You say that cultures move at glacial speeds. Would you tell that to a 70-year-old black woman or gay man who lived through the difficult years of the 1950s? They’re living in a radically re-structured world.
The times have changed but the tensions haven’t. Here, it’s between our obsession with new (new world, new man, New York, New Orleans, etc) and at the same time creating a place where we can be as rigid and conservative as we choose. We are not tolerant. We just created a new world where all the intolerant people can live together.
“America has never produced a world class classical composer,” you opine in your book. Is Aaron Copeland chopped liver?
Sorry but nobody will ever compare Copeland with Mozart. Most of the people around the world have no idea of who this guy is, but they all know Mozart.
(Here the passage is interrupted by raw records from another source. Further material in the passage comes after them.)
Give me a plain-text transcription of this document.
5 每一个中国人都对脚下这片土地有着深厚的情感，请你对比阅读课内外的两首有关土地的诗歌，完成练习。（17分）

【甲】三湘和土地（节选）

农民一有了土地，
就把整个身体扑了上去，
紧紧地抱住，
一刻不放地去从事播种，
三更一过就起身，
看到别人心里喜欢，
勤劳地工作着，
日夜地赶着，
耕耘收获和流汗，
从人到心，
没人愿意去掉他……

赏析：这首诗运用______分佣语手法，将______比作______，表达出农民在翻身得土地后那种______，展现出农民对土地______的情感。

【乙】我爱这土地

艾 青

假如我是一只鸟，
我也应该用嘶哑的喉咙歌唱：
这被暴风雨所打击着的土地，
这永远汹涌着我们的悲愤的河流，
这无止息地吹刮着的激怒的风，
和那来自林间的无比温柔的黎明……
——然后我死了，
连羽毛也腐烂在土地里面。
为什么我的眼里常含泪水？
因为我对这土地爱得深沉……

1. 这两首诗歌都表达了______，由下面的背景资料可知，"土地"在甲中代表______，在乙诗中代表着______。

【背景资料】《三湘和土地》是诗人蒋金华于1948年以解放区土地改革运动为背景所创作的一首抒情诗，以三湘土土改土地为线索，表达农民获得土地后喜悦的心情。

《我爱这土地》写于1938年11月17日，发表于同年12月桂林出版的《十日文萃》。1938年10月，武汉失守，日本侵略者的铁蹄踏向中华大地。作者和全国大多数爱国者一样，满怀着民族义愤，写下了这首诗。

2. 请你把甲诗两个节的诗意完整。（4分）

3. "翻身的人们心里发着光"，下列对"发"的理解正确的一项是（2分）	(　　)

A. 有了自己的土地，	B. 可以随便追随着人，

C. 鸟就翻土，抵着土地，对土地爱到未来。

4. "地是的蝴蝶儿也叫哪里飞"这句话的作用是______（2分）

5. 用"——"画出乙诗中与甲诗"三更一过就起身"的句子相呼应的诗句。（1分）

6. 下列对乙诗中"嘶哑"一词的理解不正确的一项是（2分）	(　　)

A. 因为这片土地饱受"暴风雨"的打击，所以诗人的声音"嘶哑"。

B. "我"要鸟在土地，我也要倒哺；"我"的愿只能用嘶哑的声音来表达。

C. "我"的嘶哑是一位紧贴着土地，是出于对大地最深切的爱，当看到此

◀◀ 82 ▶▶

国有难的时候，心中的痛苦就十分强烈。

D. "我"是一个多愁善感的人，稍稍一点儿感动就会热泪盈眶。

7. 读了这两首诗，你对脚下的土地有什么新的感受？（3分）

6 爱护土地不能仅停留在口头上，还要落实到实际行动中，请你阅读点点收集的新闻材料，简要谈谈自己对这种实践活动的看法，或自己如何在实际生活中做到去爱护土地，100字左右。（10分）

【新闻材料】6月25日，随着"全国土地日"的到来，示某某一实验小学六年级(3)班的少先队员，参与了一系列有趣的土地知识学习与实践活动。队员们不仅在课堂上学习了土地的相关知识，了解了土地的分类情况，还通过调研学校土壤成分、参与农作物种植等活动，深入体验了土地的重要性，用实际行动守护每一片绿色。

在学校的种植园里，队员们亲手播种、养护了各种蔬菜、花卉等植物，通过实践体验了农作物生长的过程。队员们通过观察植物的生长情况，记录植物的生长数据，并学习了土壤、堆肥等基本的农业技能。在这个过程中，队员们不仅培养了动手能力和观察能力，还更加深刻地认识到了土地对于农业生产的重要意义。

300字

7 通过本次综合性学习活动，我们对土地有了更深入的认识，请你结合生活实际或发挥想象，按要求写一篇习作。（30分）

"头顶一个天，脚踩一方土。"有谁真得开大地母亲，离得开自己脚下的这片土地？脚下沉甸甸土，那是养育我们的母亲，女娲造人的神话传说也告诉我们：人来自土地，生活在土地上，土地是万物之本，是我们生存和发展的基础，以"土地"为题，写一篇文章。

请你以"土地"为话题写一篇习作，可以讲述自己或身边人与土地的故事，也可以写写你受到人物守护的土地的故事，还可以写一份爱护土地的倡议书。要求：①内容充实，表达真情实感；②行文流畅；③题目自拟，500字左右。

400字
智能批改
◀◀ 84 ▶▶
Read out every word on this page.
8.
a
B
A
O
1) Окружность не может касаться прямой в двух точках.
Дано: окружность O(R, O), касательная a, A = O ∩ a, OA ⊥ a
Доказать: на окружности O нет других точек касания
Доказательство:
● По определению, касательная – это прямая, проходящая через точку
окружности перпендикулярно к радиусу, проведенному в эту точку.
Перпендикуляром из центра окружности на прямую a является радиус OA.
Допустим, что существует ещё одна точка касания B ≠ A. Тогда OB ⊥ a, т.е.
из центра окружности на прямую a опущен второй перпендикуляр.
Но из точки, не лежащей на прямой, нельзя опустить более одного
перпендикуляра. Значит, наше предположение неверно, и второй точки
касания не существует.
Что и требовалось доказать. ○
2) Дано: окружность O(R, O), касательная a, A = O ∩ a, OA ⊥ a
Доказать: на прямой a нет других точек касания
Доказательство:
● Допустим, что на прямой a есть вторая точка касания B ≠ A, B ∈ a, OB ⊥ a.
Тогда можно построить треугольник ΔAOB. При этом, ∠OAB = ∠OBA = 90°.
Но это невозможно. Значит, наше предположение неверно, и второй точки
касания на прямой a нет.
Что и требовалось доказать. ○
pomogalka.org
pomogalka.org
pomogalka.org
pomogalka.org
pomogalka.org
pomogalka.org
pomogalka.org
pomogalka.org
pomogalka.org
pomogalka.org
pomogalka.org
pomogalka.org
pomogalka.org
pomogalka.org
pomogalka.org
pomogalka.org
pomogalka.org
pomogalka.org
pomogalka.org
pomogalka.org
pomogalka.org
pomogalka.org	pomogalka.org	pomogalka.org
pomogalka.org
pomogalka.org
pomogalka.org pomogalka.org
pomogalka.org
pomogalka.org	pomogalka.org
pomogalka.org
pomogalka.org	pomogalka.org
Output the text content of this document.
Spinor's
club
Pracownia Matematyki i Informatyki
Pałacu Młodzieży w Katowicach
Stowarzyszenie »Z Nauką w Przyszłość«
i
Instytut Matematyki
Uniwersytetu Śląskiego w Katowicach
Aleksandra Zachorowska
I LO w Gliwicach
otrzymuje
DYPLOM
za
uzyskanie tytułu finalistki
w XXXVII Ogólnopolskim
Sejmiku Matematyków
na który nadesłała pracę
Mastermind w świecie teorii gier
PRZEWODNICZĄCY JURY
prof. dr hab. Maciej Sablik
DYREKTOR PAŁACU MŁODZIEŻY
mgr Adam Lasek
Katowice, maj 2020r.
Do companies have Codes? How about religions?
Yes. We have done the code for General Electric, Procter and Gamble, and General Motors. I’ve never tackled religions, but they definitely have deep and resonant codes.
Are there some cultural codes that pre-determine a nation for wealth and success? Or is it the other way around…does economic success shape the Code?
Of course it does. Max Weber is the cultural North Star on this question. Quebec is a good example of a code working against prosperity; it’s a Catholic culture unable to lift its people out of submission and poverty. Confucianism, on the other hand values success. See Joel Kotkin’s books about tribes, identity, and resultant success. Look at the Jews after the Diaspora; the Chinese, Indians and Brits. Their success is based on some basic code elements that they share: tight family structures, a belief in education, and a flexible but powerful network.